Just Peach Fuzz or Hirsutism?

peach fuzz vs hirsutism

Unwanted hair, anywhere on a person’s body or face, isn’t always easy to deal with. There is a well-documented condition called Hirsutism that could be the explanation you’ve been searching for when looking for answers about why you have unwanted hair on your body. All women have hair on their body and the face, however this hair in most cases goes unnoticed by many, because it is light in color and very fine.

Is Peach Fuzz on the Face Normal?

It is absolutely normal for everyone to have hair on their face. If you have started to notice that almost-there fuzz on your cheeks and are worried about whether it is the start of something more, then please do not worry. We all have it.

Normally, when a person goes through puberty, the vellus hairs have the potential to become slightly thicker and/or longer in specific areas on a person’s face. This will typically include on a person’s jawbone, or on their upper lip.

Aside from popular belief, peach fuzz is a type of hair growth that is considered to be normal.

What Exactly is Peach Fuzz?

Peach Fuzz is the slang term given to the vellus hair that can form on a person’s body and is often more noticeable on the face. The hair usually is thin, short, and hardly noticeable. This hair is called peach fuzz as resembles the short, tiny hair that exist on the surface of a peach.

What Can Cause Peach Fuzz?

Having peach fuzz is normal, as all surfaces of our body are covered with hair, except for palms of our hands, the soles of our feet, and our lips. However if the hair growing on your body is darker and coarser, it could be a sign for higher than average androgen hormone levels. All women will produce these types of hormones, however in lower levels than men. If there are higher levels of androgen hormones present, it can result in male pattern hair growth, which is also called hirsutism. This can be due to a medical condition such as Polycystic Ovary Syndrome (PCOS), a genetic (familial) trait or medications that can cause it.

Can you Shave Peach Fuzz?

There are lots of people who routinely shave off their peach fuzz on their face.
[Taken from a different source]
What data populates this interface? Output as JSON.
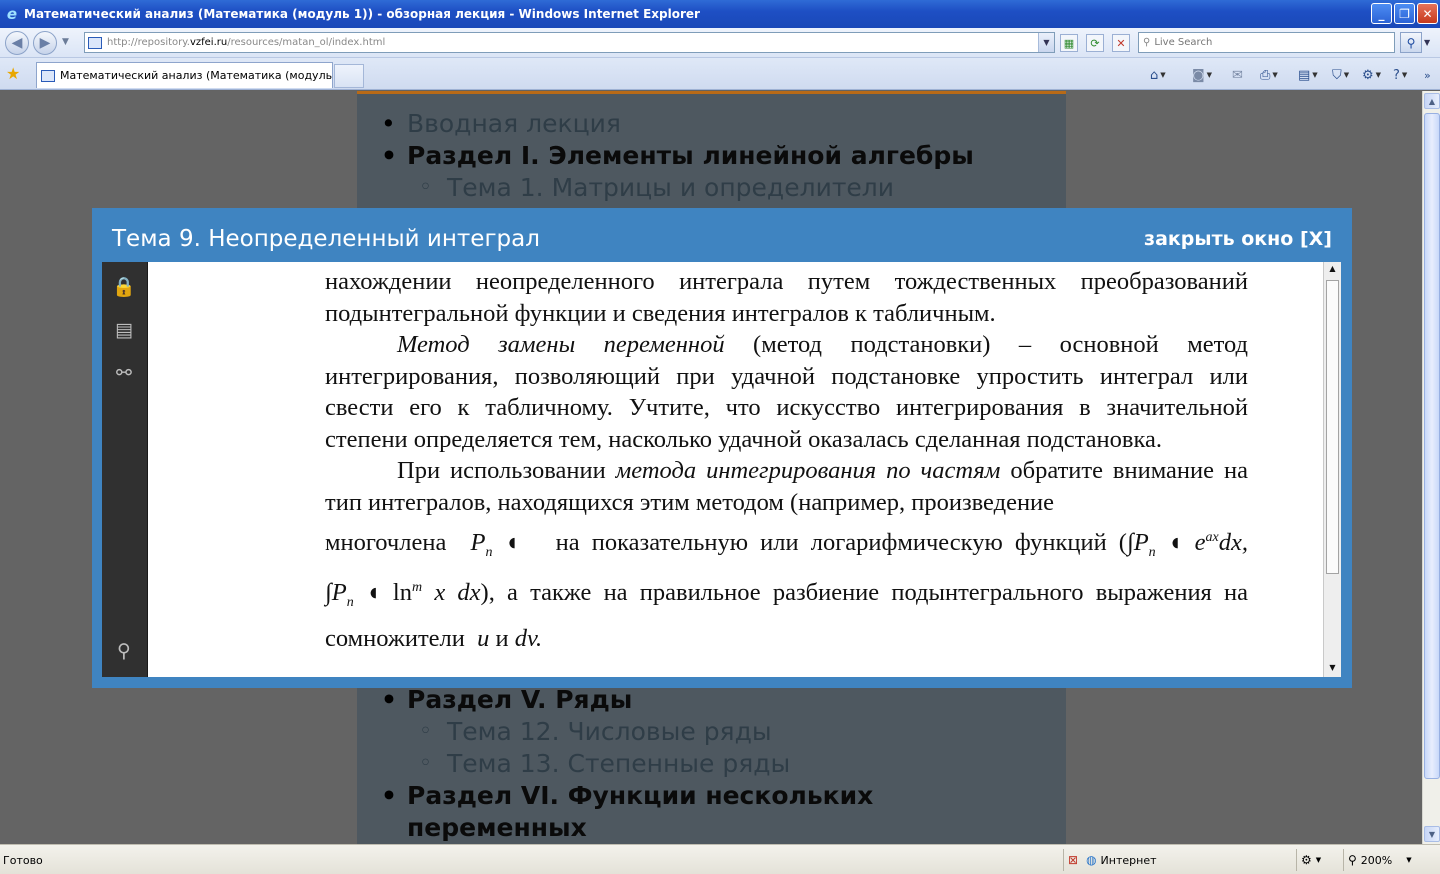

While shaving is often given a bad reputation for causing hair to grow back thicker and coarser, this is not actually the case.

Are there any Natural Ways to Get Rid of Peach Fuzz?
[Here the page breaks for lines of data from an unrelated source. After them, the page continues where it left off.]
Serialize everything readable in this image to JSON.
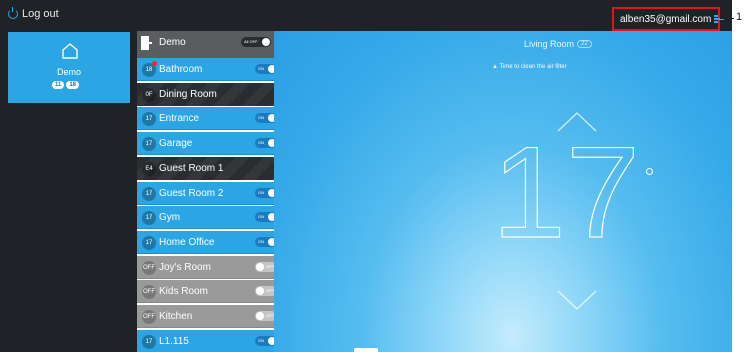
{
  "topbar": {
    "logout_label": "Log out",
    "account_email": "alben35@gmail.com",
    "callout": "1"
  },
  "sidebar": {
    "home_label": "Demo",
    "badges": [
      "11",
      "18"
    ]
  },
  "rooms": [
    {
      "name": "Demo",
      "temp": "",
      "state": "demo",
      "toggle": "All OFF"
    },
    {
      "name": "Bathroom",
      "temp": "18",
      "state": "on",
      "toggle": "ON"
    },
    {
      "name": "Dining Room",
      "temp": "0F",
      "state": "dark",
      "toggle": ""
    },
    {
      "name": "Entrance",
      "temp": "17",
      "state": "on",
      "toggle": "ON"
    },
    {
      "name": "Garage",
      "temp": "17",
      "state": "on",
      "toggle": "ON"
    },
    {
      "name": "Guest Room 1",
      "temp": "E4",
      "state": "dark",
      "toggle": ""
    },
    {
      "name": "Guest Room 2",
      "temp": "17",
      "state": "on",
      "toggle": "ON"
    },
    {
      "name": "Gym",
      "temp": "17",
      "state": "on",
      "toggle": "ON"
    },
    {
      "name": "Home Office",
      "temp": "17",
      "state": "on",
      "toggle": "ON"
    },
    {
      "name": "Joy's Room",
      "temp": "OFF",
      "state": "off",
      "toggle": "OFF"
    },
    {
      "name": "Kids Room",
      "temp": "OFF",
      "state": "off",
      "toggle": "OFF"
    },
    {
      "name": "Kitchen",
      "temp": "OFF",
      "state": "off",
      "toggle": "OFF"
    },
    {
      "name": "L1.115",
      "temp": "17",
      "state": "on",
      "toggle": "ON"
    }
  ],
  "main": {
    "room_title": "Living Room",
    "room_temp": "22",
    "notice": "▲ Time to clean the air filter",
    "setpoint": "17"
  },
  "colors": {
    "accent": "#2ba5e4",
    "topbar": "#1f2226",
    "alert": "#e2141b"
  },
  "icons": [
    "power-icon",
    "menu-icon",
    "home-icon",
    "door-icon",
    "chevron-up-icon",
    "chevron-down-icon"
  ]
}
One of the ways that are cited as an effective way to remove peach fuzz on a person’s face is by using a very flat razor that is almost scalpel-like in order to scrape away the upper layers of the dermis (skin). The result of this means that the turnover of the build-up of skin cells is boosted, and this helps with hyperpigmentation as well as removing peach fuzz, also known as the vellus hairs on a person’s face. This will not remove the root of the hair, so you should expect it to regrow over time. This is a process that is usually only effective for the short-term removal of peach fuzz, but it is completely natural and there are no chemicals needed or used in the process.

Hirsutism vs. Peach Fuzz

The key differentiator between what is classified as a typical hair growth on a woman’s face and body, which is referred to as ‘peach fuzz,’ and the condition known as Hirsutism, is the thickness and texture of the hair. In almost all cases, when the hair that grows on a woman’s face is unwanted, it is because it is coarse, dark, and noticeable. The specific growth pattern that is associated with the Hirsutism condition has strong links with virilization. Women who are affected by this particular condition will typically demonstrate the characteristics that are directly related to male hormones.
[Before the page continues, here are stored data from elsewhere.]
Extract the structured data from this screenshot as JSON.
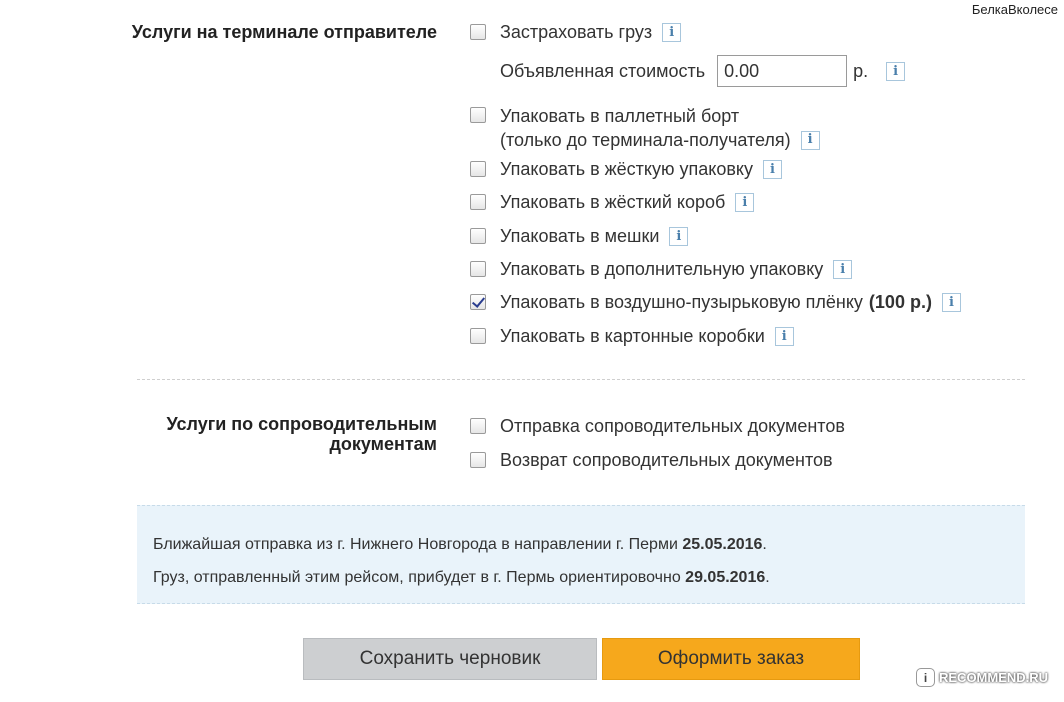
{
  "watermark": {
    "text": "БелкаВколесе"
  },
  "sender_services": {
    "title": "Услуги на терминале отправителе",
    "insure": {
      "label": "Застраховать груз",
      "checked": false
    },
    "declared_value": {
      "label": "Объявленная стоимость",
      "value": "0.00",
      "unit": "р."
    },
    "items": [
      {
        "label_line1": "Упаковать в паллетный борт",
        "label_line2": "(только до терминала-получателя)",
        "checked": false
      },
      {
        "label": "Упаковать в жёсткую упаковку",
        "checked": false
      },
      {
        "label": "Упаковать в жёсткий короб",
        "checked": false
      },
      {
        "label": "Упаковать в мешки",
        "checked": false
      },
      {
        "label": "Упаковать в дополнительную упаковку",
        "checked": false
      },
      {
        "label": "Упаковать в воздушно-пузырьковую плёнку",
        "price": "(100 р.)",
        "checked": true
      },
      {
        "label": "Упаковать в картонные коробки",
        "checked": false
      }
    ]
  },
  "docs_services": {
    "title": "Услуги по сопроводительным документам",
    "items": [
      {
        "label": "Отправка сопроводительных документов",
        "checked": false
      },
      {
        "label": "Возврат сопроводительных документов",
        "checked": false
      }
    ]
  },
  "notice": {
    "line1_text": "Ближайшая отправка из г. Нижнего Новгорода в направлении г. Перми ",
    "line1_date": "25.05.2016",
    "line1_end": ".",
    "line2_text": "Груз, отправленный этим рейсом, прибудет в г. Пермь ориентировочно ",
    "line2_date": "29.05.2016",
    "line2_end": "."
  },
  "buttons": {
    "draft": "Сохранить черновик",
    "order": "Оформить заказ"
  },
  "badge": {
    "mark": "i",
    "text": "RECOMMEND.RU"
  },
  "info_glyph": "i",
  "colors": {
    "order_button": "#f6a81c",
    "draft_button": "#cdcfd1",
    "notice_bg": "#e9f3fa",
    "info_border": "#a8c6dc"
  }
}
Hypertrichosis is different to Hirsutism, and although both conditions result in excess hair, with Hypertrichosis, the hair growth is usually apparent in areas that are not heavily dependent on male hormones. With Hypertrichosis, the excess hair growth can occur anywhere on the body.

With Hirsutism, the excess hair growth is usually found in so called “male patterns”, so in places where men normally have more hair, such as the chin, thighs, chest, and the back. This is due to the excess amounts of androgens, specifically testosterone, that lead to hair growth in these areas.
Hirsutism affects between 5 – 10% of all women. It can sometimes run in families and is often also more apparent in women who are of Mediterranean, African, and Middle-Eastern origin.

While the presence of any excess or unwanted hair is annoying, for some people, it can have a severe impact on their confidence, their self-esteem, their career, their relationships, and more. It is not considered to be a dangerous medical condition, but if the root cause of the issue relates to an hormone imbalance, it is important to identify the underlying condition and seek the proper medical care.

In summary, every person has peach fuzz on their body; and the hairs are almost always thin and light in color. Hirsutism however is characterized by darker, more coarse hairs, and it is usually only present in specific places that impacted by hormones, such as the face, neck, pubic regions, back, and chest. If you experience the symptoms of hirsutism, make sure to schedule an appointment with your doctor to discuss the condition and possible treatment options.